Un Coup de langue sur la pogne me réveille. Je sursaute et bigle autour de moi avec effarement. Bérurier le vaillant, Bérurier le preux ! Celui qui eût pu battre les Arabes à Poitiers, Roland à Roncevaux, Blücher à Waterloo et Sugar Robinson au Madison Square Garden, se tient immobile devant moi, ayant une laisse à la main. À l’autre bout de la laisse existe un gigantesque Saint-Bernard, dodu comme un moine, aux yeux de chien fidèle et à la langue caressante.

— Ça te va comme ça ? ironise le Gros.

— Au poil !

Je flatte le toutou.

— Il s’appelle Ernest, déclare mon ami. C’est un beau nom pour un Saint-Bernard suisse, tu ne trouves pas.

Je trouve !

J’accommode une boulette de viande à ma façon et je la lance à Ernest. Cela fait un bruit de porte d’église fermée par un courant d’air. Le cabot a attrapé la boulette. Il hésite à la bouffer, suspicieux. Mais, comme je le flatte de la main et qu’il a bon cœur, il l’avale pour me faire plaisir.

Un instant s’écoule. Ernest bâille, se couche. Puis il a un soubresaut et il tombe raide.

Alors j’assiste à un spectacle attendrissant. Béru, le briseur de mâchoires, le décolleur d’oreilles, le tuméfieur d’yeux, le déboîteur de membres, Béru fond en larmes !

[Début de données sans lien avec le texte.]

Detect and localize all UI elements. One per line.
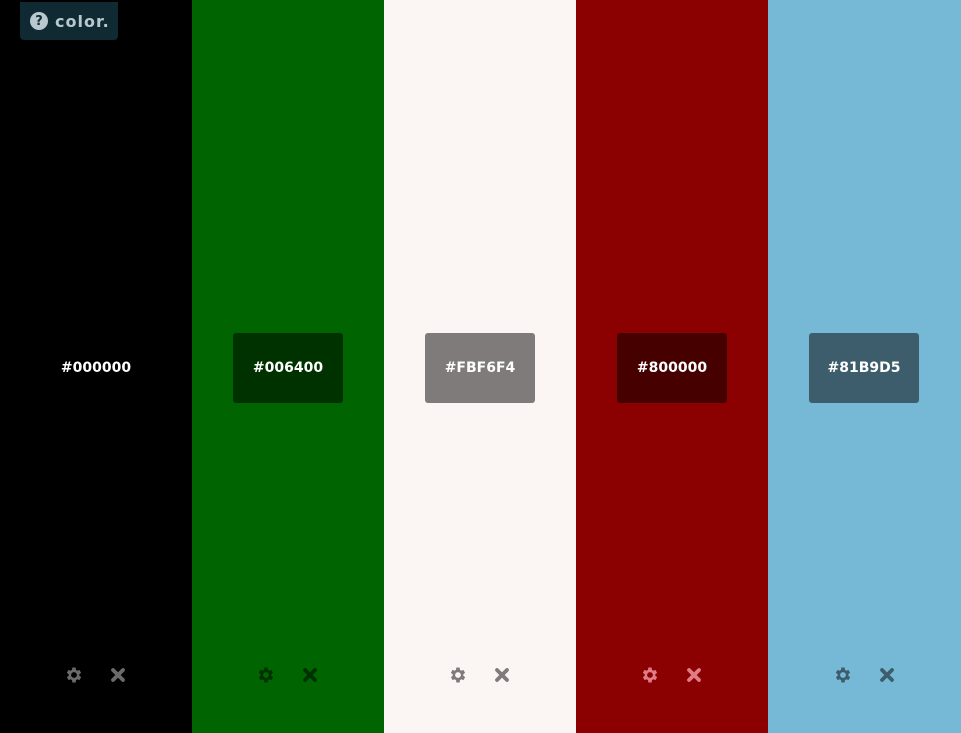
close-icon[interactable] — [492, 662, 512, 688]
color-column-3[interactable]: #FBF6F4 — [384, 0, 576, 733]
color-palette: ? color. #000000 #006400 #FBF6F4 #800000 — [0, 0, 961, 733]
color-column-4[interactable]: #800000 — [576, 0, 768, 733]
gear-icon[interactable] — [256, 662, 276, 688]
hex-label-button[interactable]: #81B9D5 — [809, 333, 919, 403]
hex-label-button[interactable]: #006400 — [233, 333, 343, 403]
gear-icon[interactable] — [64, 662, 84, 688]
gear-icon[interactable] — [640, 662, 660, 688]
logo-text: color. — [55, 11, 110, 31]
hex-label-button[interactable]: #000000 — [41, 333, 151, 403]
color-column-2[interactable]: #006400 — [192, 0, 384, 733]
column-controls — [384, 662, 576, 688]
hex-label-button[interactable]: #FBF6F4 — [425, 333, 535, 403]
color-column-5[interactable]: #81B9D5 — [768, 0, 961, 733]
column-controls — [0, 662, 192, 688]
column-controls — [576, 662, 768, 688]
close-icon[interactable] — [300, 662, 320, 688]
close-icon[interactable] — [877, 662, 897, 688]
column-controls — [768, 662, 961, 688]
close-icon[interactable] — [684, 662, 704, 688]
gear-icon[interactable] — [448, 662, 468, 688]
color-column-1[interactable]: #000000 — [0, 0, 192, 733]
gear-icon[interactable] — [833, 662, 853, 688]
column-controls — [192, 662, 384, 688]
help-icon: ? — [30, 12, 48, 30]
logo-help-button[interactable]: ? color. — [20, 2, 118, 40]
hex-label-button[interactable]: #800000 — [617, 333, 727, 403]
close-icon[interactable] — [108, 662, 128, 688]
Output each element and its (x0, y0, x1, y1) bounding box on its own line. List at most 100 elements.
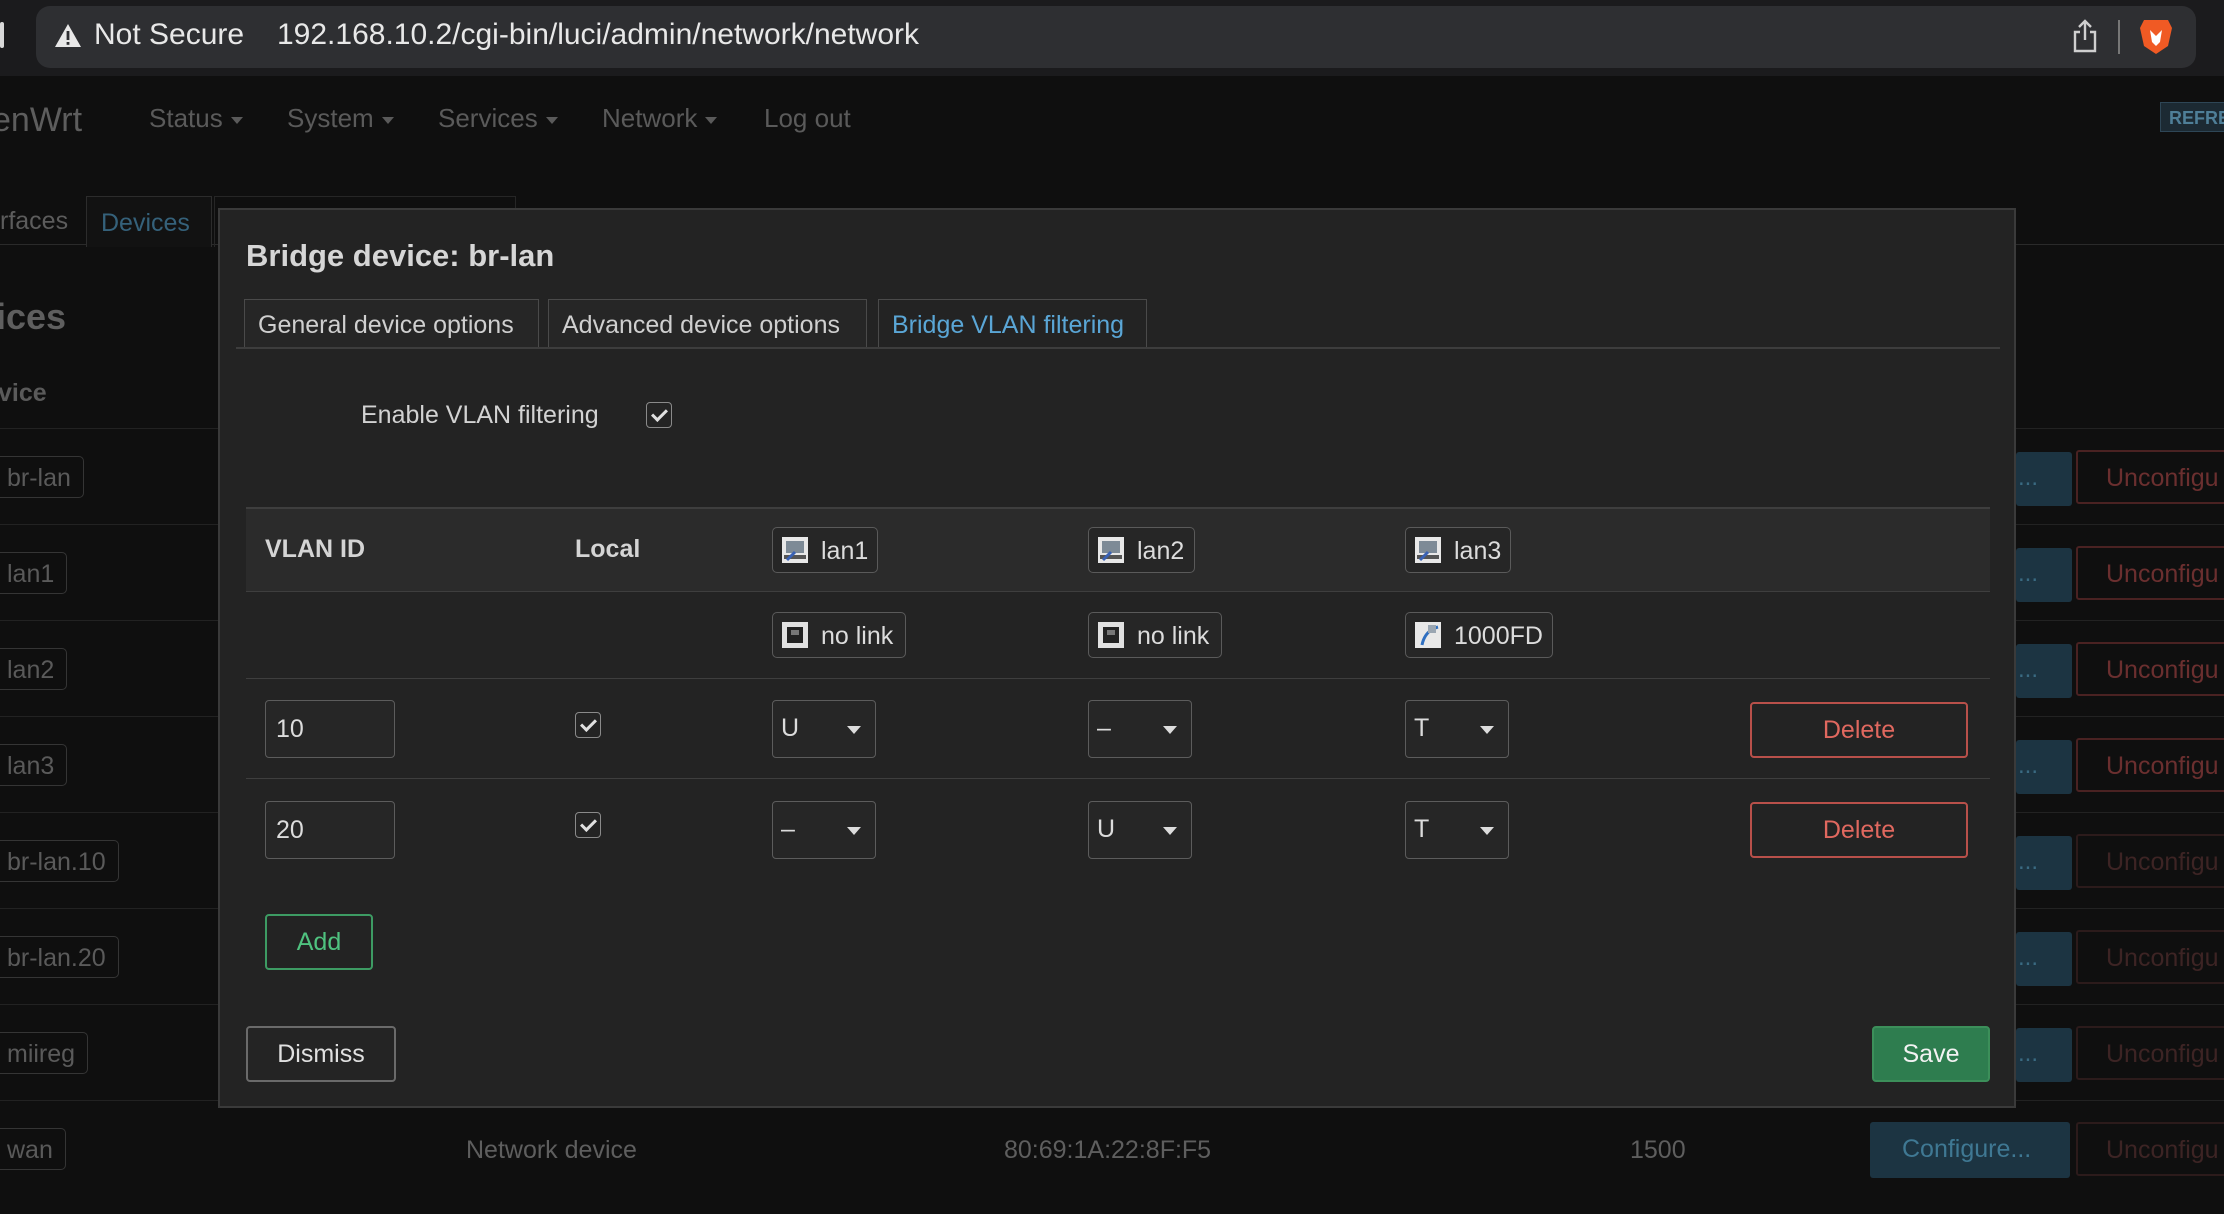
configure-button[interactable]: ... (2016, 548, 2072, 602)
device-tag: miireg (0, 1032, 89, 1074)
security-label[interactable]: Not Secure (94, 18, 244, 52)
openwrt-logo[interactable]: enWrt (0, 101, 82, 140)
configure-label: ... (2018, 848, 2039, 875)
device-tag: wan (0, 1128, 66, 1170)
configure-label: ... (2018, 464, 2039, 491)
port-no-link-icon (782, 622, 808, 648)
device-tag: lan3 (0, 744, 68, 786)
unconfigure-button: Unconfigu (2076, 1122, 2224, 1176)
lan1-tagging-select[interactable]: U (772, 700, 876, 758)
device-tag: br-lan (0, 456, 84, 498)
refresh-badge[interactable]: REFRE (2160, 102, 2224, 132)
delete-vlan-button[interactable]: Delete (1750, 802, 1968, 858)
unconfigure-label: Unconfigu (2106, 752, 2219, 780)
save-button[interactable]: Save (1872, 1026, 1990, 1082)
tab-bridge-vlan-filtering[interactable]: Bridge VLAN filtering (878, 299, 1147, 349)
window-edge (0, 22, 4, 48)
port-status-text: no link (1137, 622, 1210, 650)
nav-status-label: Status (149, 103, 223, 133)
enable-vlan-filtering-checkbox[interactable] (646, 402, 672, 428)
nav-system-label: System (287, 103, 374, 133)
port-name: lan3 (1454, 537, 1502, 565)
configure-button[interactable]: ... (2016, 452, 2072, 506)
unconfigure-label: Unconfigu (2106, 848, 2219, 876)
configure-button[interactable]: ... (2016, 644, 2072, 698)
nav-services[interactable]: Services (438, 103, 558, 134)
toolbar-separator (2118, 20, 2120, 54)
nav-logout[interactable]: Log out (764, 103, 851, 134)
port-status-text: no link (821, 622, 894, 650)
lan3-tagging-select[interactable]: T (1405, 801, 1509, 859)
vlan-id-input[interactable]: 20 (265, 801, 395, 859)
configure-button[interactable]: ... (2016, 932, 2072, 986)
port-lan1-status: no link (772, 612, 906, 658)
warning-icon (55, 24, 81, 47)
device-tag: lan1 (0, 552, 68, 594)
tab-interfaces[interactable]: rfaces (0, 207, 68, 236)
modal-tabs-divider (236, 347, 2000, 349)
unconfigure-button: Unconfigu (2076, 834, 2224, 888)
port-lan1: lan1 (772, 527, 878, 573)
configure-label: ... (2018, 656, 2039, 683)
nav-network[interactable]: Network (602, 103, 718, 134)
ethernet-port-icon (782, 537, 808, 563)
wan-device-type: Network device (466, 1136, 637, 1164)
unconfigure-label: Unconfigu (2106, 656, 2219, 684)
configure-button[interactable]: ... (2016, 740, 2072, 794)
nav-status[interactable]: Status (149, 103, 243, 134)
configure-button[interactable]: ... (2016, 1028, 2072, 1082)
nav-services-label: Services (438, 103, 538, 133)
wan-mac-address: 80:69:1A:22:8F:F5 (1004, 1136, 1212, 1164)
ethernet-port-icon (1415, 537, 1441, 563)
port-lan3-status: 1000FD (1405, 612, 1553, 658)
lan3-tagging-select[interactable]: T (1405, 700, 1509, 758)
nav-system[interactable]: System (287, 103, 394, 134)
table-divider (246, 678, 1990, 679)
ethernet-port-icon (1098, 537, 1124, 563)
unconfigure-button[interactable]: Unconfigu (2076, 642, 2224, 696)
unconfigure-label: Unconfigu (2106, 944, 2219, 972)
configure-label: ... (2018, 752, 2039, 779)
delete-vlan-button[interactable]: Delete (1750, 702, 1968, 758)
unconfigure-button[interactable]: Unconfigu (2076, 546, 2224, 600)
enable-vlan-filtering-label: Enable VLAN filtering (361, 401, 599, 429)
wan-configure-button[interactable]: Configure... (1870, 1122, 2070, 1178)
table-divider (246, 591, 1990, 592)
tab-advanced-device-options[interactable]: Advanced device options (548, 299, 867, 347)
lan2-tagging-select[interactable]: – (1088, 700, 1192, 758)
port-lan2: lan2 (1088, 527, 1195, 573)
unconfigure-label: Unconfigu (2106, 560, 2219, 588)
brave-shield-icon[interactable] (2138, 16, 2174, 56)
port-name: lan2 (1137, 537, 1185, 565)
wan-configure-label: Configure... (1902, 1135, 2032, 1163)
chevron-down-icon (381, 116, 394, 124)
device-tag: br-lan.10 (0, 840, 119, 882)
configure-button[interactable]: ... (2016, 836, 2072, 890)
unconfigure-button[interactable]: Unconfigu (2076, 450, 2224, 504)
port-no-link-icon (1098, 622, 1124, 648)
dismiss-button[interactable]: Dismiss (246, 1026, 396, 1082)
unconfigure-button[interactable]: Unconfigu (2076, 738, 2224, 792)
modal-title: Bridge device: br-lan (246, 238, 555, 273)
tab-devices-label: Devices (101, 209, 190, 237)
port-lan2-status: no link (1088, 612, 1222, 658)
configure-label: ... (2018, 1040, 2039, 1067)
device-tag: br-lan.20 (0, 936, 119, 978)
url-text[interactable]: 192.168.10.2/cgi-bin/luci/admin/network/… (277, 18, 919, 52)
section-title: ices (0, 296, 67, 337)
device-column-header: vice (0, 379, 47, 407)
lan1-tagging-select[interactable]: – (772, 801, 876, 859)
tab-devices[interactable]: Devices (86, 196, 212, 247)
local-checkbox[interactable] (575, 712, 601, 738)
local-checkbox[interactable] (575, 812, 601, 838)
header-local: Local (575, 535, 641, 563)
share-icon[interactable] (2070, 18, 2100, 54)
lan2-tagging-select[interactable]: U (1088, 801, 1192, 859)
unconfigure-label: Unconfigu (2106, 1040, 2219, 1068)
tab-general-device-options[interactable]: General device options (244, 299, 539, 347)
port-link-up-icon (1415, 622, 1441, 648)
vlan-id-input[interactable]: 10 (265, 700, 395, 758)
port-status-text: 1000FD (1454, 622, 1543, 650)
add-vlan-button[interactable]: Add (265, 914, 373, 970)
chevron-down-icon (705, 116, 718, 124)
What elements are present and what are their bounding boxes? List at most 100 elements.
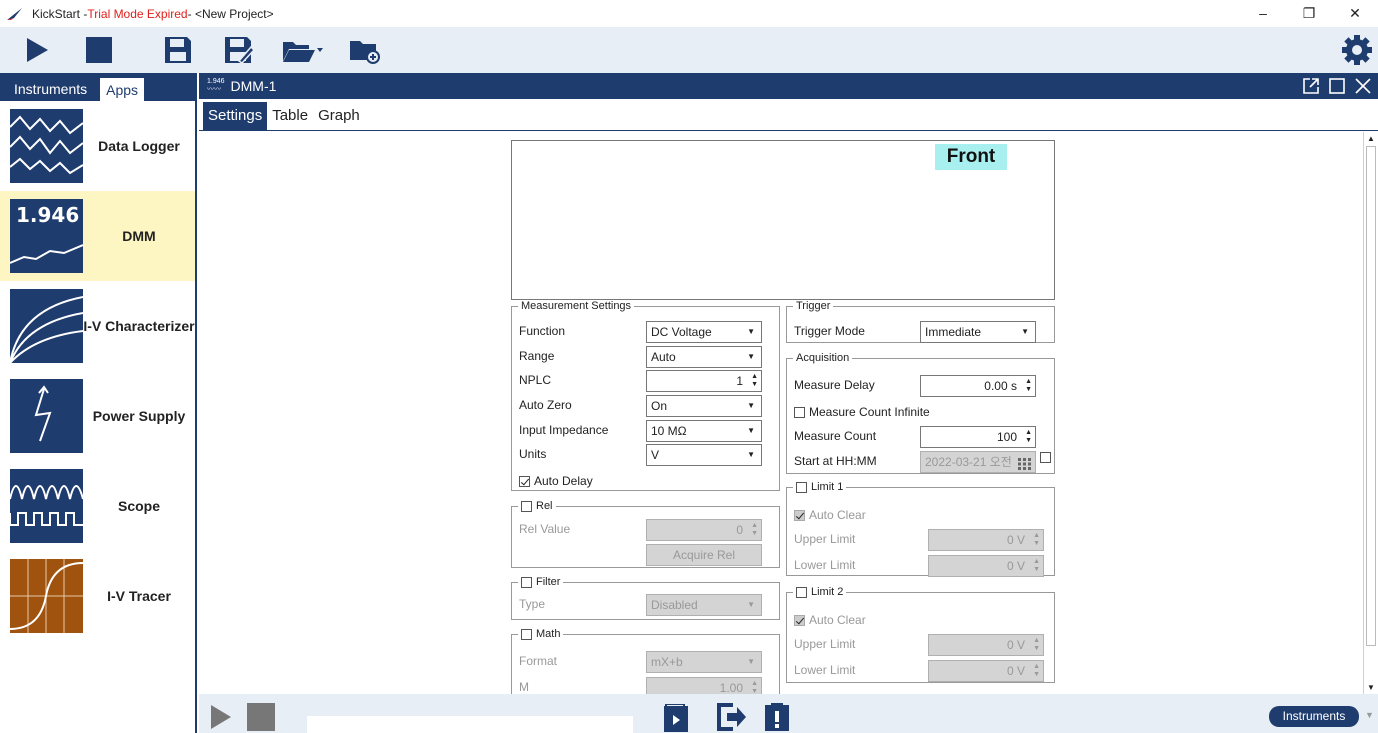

— Tu l’as tué ! sanglote-t-il. Ah ! ce que t’es sans cœur, San-A. !

— Éponge-toi, Gros, il n’est qu’endormi. Mais c’est la forte dose ; il en a pour la journée à roupiller. Une bonne cure de sommeil, quoi ! On lui ferait ça à la clinique américaine de Neuilly, ça lui coûterait une fortune !

— Où diable veux-tu en venir ?

— Tu vas le savoir.

Pendant l’absence de mon compère j’ai déniché un annuaire téléphonique et l’ai potassé comme un étudiant à la veille du bac potasse son bouquin de maths.

Le numéro que je me propose d’appeler est tout près. Je le compose d’un index formel. Ça grésille. Une voix suisse demande en allemand ce que je veux et je réponds :

— Allô ! Dog’s Service ?

— Ya.

— Vous causez français, le cas échéant ?

— Bien sûr !

— J’ai besoin de vous pour mon pauvre chien qui vient de périr. Seulement comme je prends l’avion à midi je suis très pressé, peut-on s’occuper de lui immédiate ment ?

Le mec à l’autre bout répond par une formule mise au point, je suppose, depuis longtemps.

— Nous ne sommes pas qu’au service des chiens, nous sommes aussi à celui de leurs maîtres ! Qu’est-ce que c’est comme race ?

— Un gros Saint-Bernard.

Il ne me reste plus qu’à lui donner mon adresse et à attendre. Un quart d’heure plus tard, une camionnette noire sur laquelle est écrit en lettres dorées « Dog’s Service » s’arrête devant la lourde. Un grand gros type rougeaud en descend. Cheveux gris, ventre pointu, physique jovial.

Je le reçois. Il se présente : Jean Müller, pompes funèbres pour chiens. Il m’exprime sa sympathie, formule ses condoléances et me demande où est le cher défunt.

Je le guide jusqu’au salon. Ernest est toujours pantelant. Je l’ai plié dans une couverture pour qu’il fasse plus « out ». Je soulève un coin de la couverture. Béru larmoie, en chargeant un brin :

— Une bête que j’ai élevée de mes propres mains ! Ah, ce sont ces sardines daubées qui l’auront empoisonné, c’est sûr.

M’sieur Müller écrase une larme commerciale qui ira chercher dans les mille balles sur la facture. Puis il dit à Béru de l’aider à aller chercher la caisse.